Effects of ASA, NO-ASA, and NONO-ASA on gastric PGE₂ level, lipid peroxidation (MDA), and SOD. Four groups of rats were treated with vehicle, ASA, NO-ASA, and NONO-ASA, and their stomachs were removed and processed as described under Materials and Methods. A, all three drugs caused a significant reduction in gastric mucosal PGE₂ levels (A). Results are mean ± S.E.M. of 9 to 12 rats in each group, ∗, P < 0.05 versus vehicle group.
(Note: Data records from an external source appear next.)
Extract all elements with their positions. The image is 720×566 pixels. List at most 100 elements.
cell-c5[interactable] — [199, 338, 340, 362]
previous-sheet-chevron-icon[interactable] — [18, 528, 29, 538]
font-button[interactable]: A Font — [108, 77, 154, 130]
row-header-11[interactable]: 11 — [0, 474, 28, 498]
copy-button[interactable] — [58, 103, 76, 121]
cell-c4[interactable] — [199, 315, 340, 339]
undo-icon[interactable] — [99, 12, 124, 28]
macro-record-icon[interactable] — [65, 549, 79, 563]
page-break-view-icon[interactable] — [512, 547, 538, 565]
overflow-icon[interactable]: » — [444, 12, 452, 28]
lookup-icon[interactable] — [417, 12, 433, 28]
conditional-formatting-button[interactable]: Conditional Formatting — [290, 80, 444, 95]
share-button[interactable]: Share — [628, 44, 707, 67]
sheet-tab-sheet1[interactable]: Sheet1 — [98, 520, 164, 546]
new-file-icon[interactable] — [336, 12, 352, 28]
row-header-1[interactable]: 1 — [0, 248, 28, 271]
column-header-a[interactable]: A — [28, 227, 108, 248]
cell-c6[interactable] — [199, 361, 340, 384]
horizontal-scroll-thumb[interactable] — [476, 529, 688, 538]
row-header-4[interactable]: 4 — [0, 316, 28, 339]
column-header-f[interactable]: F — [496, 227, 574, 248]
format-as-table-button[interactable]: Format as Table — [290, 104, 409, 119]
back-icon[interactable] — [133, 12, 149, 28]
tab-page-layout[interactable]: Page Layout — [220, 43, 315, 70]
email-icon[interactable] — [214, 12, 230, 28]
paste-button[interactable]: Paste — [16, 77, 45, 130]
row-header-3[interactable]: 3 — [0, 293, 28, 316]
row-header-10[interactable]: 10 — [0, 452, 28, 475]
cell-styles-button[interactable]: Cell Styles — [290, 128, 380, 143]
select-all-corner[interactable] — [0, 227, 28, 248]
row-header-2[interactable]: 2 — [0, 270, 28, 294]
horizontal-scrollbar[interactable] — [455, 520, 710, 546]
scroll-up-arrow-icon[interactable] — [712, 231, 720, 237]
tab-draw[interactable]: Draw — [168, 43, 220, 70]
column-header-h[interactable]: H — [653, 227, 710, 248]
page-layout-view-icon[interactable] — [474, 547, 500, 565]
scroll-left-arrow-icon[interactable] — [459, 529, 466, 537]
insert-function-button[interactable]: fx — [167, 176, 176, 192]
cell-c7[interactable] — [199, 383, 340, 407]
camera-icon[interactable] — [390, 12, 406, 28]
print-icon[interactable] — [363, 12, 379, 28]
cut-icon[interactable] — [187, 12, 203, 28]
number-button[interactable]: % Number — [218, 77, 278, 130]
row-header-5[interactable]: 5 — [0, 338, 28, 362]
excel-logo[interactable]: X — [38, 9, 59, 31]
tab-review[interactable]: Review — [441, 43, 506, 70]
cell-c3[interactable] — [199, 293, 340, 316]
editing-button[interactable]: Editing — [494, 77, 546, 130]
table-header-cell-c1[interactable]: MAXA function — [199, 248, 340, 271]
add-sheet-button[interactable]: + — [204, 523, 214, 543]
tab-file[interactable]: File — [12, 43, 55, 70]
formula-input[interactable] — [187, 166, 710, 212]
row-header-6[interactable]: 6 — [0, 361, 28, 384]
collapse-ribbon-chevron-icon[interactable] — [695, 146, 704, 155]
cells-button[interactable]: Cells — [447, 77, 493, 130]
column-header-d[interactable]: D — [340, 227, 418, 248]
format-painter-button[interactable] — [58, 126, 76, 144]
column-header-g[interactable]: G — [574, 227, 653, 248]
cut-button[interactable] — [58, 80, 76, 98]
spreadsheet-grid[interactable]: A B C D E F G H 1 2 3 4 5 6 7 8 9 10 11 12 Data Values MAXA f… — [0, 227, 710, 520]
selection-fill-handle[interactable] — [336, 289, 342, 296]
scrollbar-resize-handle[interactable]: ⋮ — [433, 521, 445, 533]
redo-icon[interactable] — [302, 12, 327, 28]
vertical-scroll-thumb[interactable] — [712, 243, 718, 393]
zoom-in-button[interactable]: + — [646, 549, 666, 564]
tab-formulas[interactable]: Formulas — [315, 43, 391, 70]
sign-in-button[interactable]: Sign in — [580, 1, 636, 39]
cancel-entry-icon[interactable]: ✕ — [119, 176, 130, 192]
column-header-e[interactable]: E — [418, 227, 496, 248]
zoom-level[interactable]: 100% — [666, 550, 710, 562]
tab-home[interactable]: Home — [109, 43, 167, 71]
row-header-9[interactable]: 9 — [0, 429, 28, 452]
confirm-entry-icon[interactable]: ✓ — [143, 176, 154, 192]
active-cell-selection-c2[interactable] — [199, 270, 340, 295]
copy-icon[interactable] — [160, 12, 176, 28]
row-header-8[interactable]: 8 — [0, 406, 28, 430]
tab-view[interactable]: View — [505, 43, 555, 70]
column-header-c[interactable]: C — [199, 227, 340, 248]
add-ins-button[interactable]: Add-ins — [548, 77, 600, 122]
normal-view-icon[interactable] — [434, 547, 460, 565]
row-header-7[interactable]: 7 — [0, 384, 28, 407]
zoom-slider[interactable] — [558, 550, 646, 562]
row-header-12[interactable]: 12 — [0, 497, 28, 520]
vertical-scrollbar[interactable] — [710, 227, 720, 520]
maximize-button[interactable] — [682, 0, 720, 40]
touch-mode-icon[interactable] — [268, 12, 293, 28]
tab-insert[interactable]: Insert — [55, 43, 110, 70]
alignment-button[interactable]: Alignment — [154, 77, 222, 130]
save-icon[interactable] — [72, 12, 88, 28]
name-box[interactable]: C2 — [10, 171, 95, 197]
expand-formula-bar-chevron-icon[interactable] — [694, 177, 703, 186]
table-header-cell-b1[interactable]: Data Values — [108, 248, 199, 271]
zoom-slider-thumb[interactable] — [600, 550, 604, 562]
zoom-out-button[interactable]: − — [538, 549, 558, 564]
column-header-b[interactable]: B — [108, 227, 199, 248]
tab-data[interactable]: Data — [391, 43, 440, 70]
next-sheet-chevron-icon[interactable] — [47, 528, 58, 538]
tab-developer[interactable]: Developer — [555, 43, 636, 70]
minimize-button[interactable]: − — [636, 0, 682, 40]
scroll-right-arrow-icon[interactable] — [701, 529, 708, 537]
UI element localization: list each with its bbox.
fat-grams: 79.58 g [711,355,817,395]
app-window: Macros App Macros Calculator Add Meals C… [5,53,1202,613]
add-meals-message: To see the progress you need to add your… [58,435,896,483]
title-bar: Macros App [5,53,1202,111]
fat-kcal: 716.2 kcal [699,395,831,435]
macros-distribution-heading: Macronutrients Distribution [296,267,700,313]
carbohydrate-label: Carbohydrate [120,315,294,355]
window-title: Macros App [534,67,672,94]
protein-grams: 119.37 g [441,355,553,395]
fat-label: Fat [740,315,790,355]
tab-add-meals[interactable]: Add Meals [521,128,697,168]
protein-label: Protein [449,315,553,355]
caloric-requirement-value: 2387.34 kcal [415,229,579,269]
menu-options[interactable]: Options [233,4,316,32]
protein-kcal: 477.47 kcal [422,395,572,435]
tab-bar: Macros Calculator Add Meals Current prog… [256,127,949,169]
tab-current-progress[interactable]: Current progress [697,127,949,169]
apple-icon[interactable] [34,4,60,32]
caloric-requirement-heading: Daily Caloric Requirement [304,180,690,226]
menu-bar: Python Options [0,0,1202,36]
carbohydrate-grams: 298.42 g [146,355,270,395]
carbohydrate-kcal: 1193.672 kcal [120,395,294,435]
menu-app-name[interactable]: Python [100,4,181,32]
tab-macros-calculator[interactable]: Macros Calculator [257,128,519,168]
B, ASA caused an almost 6-fold increase in MDA levels for NO-ASA- and NONO-ASA-treated rats, and MDA levels were comparable with those in the vehicle-treated rats. Results are mean ± S.E.M. for five to seven rats in each group, †, P < 0.01 versus ASA group. C, ASA caused a significant reduction in SOD activity, whereas NO-ASA and NONO-ASA did not have an effect. Results are mean ± S.E.M. of five to seven rats, ∗, P < 0.05 versus vehicle group.

Fig. 4.

Anti-inflammatory properties of ASA, NO-ASA, and NONO-ASA. Rat paw edema was induced by carrageenan injection, as described under Materials and Methods. A, all three drugs caused a significant reduction in paw volume at all time points. Results are mean ± S.E.M. of five rats in each group, ∗, P < 0.05 versus vehicle-treated rats at all time points. B, all three drugs also caused a significant reduction in PGE₂ levels in the paw exudate. Results are mean ± S.E.M. for five rats in each group, †, P < 0.01 versus vehicle; ∗, P < 0.05 versus NO-ASA and NONO-ASA.

Fig. 5.

Effect of ASA and its NO-releasing prodrugs on plasma TNF-α. Rats were treated with equimolar amounts (1 mmol/kg) of each drug, and plasma TNF-α was measured as described under Materials and Methods. ASA caused a significant rise in plasma TNF-α; however, this rise was significantly lower in the NO-ASA- and NONO-ASA-treated rats. Results are mean ± S.E.M. for three rats in each group: ∗, P < 0.01 versus vehicle; †, P < 0.01 versus ASA; §, P < 0.05 versus NO-ASA.

Fig. 6.

ASA, NO-ASA, and NONO-ASA reduce LPS-induced fever and raise the threshold for hyperalgesia. A, LPS (50 μg/kg i.p.) was administered to the animals 1 h before administration of the test drugs. Core body temperature was recorded at 30 min and hourly thereafter for 5 h. Results are mean ± S.E.M. for five rats in each group. ∗, P < 0.05 versus vehicle for all three drugs from 1 to 5 h. B, mechanical pain threshold was increased in a time-dependent manner by all three drugs; however, both NO-ASA and NONO-ASA were better than ASA, especially during the last 2 h of the experiment. Results are mean ± S.E.M. for five rats in each group. §, P < 0.05 versus vehicle for all three drugs from 1 to 5 h; †, P < 0.05 for NO-ASA versus ASA and NONO-ASA from 2 to 5 h; ∗, P < 0.05 for NONO-ASA versus ASA from 4 to 5 h.

Fig. 7.

Time course of NO_x levels in plasma after NO-ASA and NONO-ASA administration. Plasma concentration of NO was quantified indirectly as the concentration of NO₃⁻/NO₂⁻ using the Griess method. Results are mean ± S.E.M. of three rats at each time point, P < 0.01 versus zero time at all time points.